A bipartisan House bill has been introduced that would fix a GOP tax law drafting error known as the “retail glitch.” The House bill, having over a dozen co-sponsors, is a companion measure to a bipartisan Senate bill introduced in March.
The Restoring Investment in Improvements Act (HR 1869), sponsored by House tax writers Reps. Jimmy Panetta, D-Calif., and Jackie Walorski, R-Ind., would allow restaurants, retailers, and other leaseholders to immediately write off the cost of certain improvements. The Tax Cuts and Jobs Act (TCJA) ( P.L. 115-97), enacted at the end of 2017, inadvertently excludes qualified improvement property (QIP) from the new 100 percent bonus depreciation provision.
The measure is a “small but critical fix for our job creators, and technical corrections like this are a normal part of the process when Congress enacts major reforms,” Walorski said in a recent press release. “This bipartisan, commonsense bill will allow restaurants, retailers, and other small businesses to unlock the full benefits of tax reform and continue driving our nation’s economic growth.”
Similarly, Panetta highlighted the negative impact that the loss of immediate expensing has caused many small businesses. “Our bill will allow restaurants, retailers, and other businesses to make the improvements they need to keep their stores competitive and safe and plan for the future,” he said.

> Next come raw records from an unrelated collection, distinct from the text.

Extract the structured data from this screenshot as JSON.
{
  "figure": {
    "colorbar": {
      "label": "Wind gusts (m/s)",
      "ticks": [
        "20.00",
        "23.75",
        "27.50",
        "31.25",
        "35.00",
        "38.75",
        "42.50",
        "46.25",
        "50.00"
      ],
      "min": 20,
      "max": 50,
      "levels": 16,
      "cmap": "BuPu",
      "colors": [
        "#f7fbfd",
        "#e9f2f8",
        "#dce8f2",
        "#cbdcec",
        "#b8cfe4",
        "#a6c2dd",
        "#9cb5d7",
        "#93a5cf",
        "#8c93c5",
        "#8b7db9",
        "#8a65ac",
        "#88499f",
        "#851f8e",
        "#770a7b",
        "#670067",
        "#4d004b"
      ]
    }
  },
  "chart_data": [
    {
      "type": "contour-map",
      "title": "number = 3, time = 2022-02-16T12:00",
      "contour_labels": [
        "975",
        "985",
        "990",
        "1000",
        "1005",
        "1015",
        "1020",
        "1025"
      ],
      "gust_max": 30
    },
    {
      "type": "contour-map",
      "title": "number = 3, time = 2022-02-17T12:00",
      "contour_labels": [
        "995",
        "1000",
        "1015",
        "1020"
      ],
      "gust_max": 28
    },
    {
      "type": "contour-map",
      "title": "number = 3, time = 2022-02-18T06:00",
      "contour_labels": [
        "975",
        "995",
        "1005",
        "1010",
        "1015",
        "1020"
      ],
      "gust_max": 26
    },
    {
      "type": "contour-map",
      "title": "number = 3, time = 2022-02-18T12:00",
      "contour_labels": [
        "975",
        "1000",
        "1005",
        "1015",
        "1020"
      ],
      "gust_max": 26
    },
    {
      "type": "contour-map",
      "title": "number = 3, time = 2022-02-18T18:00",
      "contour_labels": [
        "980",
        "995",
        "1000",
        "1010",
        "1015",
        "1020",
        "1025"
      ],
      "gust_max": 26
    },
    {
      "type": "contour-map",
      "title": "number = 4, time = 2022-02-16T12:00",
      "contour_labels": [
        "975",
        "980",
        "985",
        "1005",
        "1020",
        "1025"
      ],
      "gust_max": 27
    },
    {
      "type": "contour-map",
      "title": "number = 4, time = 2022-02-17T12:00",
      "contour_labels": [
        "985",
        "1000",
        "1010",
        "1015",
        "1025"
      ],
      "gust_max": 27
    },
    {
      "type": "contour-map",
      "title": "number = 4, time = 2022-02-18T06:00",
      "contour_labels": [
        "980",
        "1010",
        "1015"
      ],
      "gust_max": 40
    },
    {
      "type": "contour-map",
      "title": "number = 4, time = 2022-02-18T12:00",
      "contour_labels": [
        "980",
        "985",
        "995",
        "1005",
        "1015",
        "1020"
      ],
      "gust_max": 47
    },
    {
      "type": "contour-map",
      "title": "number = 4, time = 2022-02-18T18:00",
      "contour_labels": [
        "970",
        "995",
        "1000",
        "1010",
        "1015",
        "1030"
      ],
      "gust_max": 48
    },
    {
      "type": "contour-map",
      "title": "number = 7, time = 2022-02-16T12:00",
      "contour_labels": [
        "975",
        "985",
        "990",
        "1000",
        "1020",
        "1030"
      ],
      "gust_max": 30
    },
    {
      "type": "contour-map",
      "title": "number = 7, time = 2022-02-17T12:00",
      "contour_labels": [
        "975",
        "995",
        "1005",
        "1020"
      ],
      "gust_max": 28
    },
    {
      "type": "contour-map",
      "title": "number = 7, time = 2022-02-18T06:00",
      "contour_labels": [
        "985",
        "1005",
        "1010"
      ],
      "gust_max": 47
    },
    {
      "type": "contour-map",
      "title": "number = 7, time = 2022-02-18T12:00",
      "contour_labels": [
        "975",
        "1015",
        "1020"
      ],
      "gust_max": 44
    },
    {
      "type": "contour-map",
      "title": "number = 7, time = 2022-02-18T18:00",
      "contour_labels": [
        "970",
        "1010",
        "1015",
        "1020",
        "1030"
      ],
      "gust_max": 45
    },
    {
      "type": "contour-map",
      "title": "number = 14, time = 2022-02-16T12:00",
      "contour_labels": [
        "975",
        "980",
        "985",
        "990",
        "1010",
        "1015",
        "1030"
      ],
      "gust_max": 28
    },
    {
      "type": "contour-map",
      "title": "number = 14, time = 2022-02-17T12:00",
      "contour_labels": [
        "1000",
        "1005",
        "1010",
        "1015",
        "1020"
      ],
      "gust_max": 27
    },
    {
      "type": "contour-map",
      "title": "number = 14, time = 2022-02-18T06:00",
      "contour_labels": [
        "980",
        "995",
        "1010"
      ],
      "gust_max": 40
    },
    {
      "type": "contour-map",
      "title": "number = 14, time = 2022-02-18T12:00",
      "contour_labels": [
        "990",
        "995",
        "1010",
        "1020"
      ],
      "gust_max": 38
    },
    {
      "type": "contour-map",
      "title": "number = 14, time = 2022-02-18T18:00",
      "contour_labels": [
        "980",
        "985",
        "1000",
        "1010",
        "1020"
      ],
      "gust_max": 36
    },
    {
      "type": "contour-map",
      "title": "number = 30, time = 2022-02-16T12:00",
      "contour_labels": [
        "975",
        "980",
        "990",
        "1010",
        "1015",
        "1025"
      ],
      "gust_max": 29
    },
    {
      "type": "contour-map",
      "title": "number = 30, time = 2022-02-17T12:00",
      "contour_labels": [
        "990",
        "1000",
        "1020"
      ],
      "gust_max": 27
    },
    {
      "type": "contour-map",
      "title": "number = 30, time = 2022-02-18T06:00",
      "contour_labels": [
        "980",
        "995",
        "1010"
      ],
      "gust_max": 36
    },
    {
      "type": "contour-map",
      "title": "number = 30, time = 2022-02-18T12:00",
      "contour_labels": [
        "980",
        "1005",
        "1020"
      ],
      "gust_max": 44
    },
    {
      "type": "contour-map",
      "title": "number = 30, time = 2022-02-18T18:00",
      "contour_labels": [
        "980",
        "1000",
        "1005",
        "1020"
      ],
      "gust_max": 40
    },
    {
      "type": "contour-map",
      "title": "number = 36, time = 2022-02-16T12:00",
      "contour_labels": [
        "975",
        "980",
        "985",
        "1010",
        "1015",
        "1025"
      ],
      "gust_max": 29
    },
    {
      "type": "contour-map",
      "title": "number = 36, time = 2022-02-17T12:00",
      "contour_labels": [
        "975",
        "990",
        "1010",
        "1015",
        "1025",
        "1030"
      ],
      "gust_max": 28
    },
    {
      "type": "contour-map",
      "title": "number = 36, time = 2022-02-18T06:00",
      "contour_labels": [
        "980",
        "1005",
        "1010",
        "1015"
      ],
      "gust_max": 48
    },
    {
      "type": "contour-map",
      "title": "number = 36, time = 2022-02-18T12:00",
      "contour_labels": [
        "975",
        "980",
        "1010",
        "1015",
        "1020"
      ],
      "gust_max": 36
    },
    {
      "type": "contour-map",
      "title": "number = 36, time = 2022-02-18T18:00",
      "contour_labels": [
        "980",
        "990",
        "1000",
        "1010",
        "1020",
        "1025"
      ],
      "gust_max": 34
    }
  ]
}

Although the “retail glitch” measure has solid bipartisan support, Democrats in general have seemed hesitant to fix any errors in the GOP tax law. To that end, House Ways and Means Committee Chairman Richard Neal, D-Mass., has said he would like to hold a hearing on technical corrections for the TCJA. The committee’s March 27 hearing on the TCJA did not specifically address technical corrections.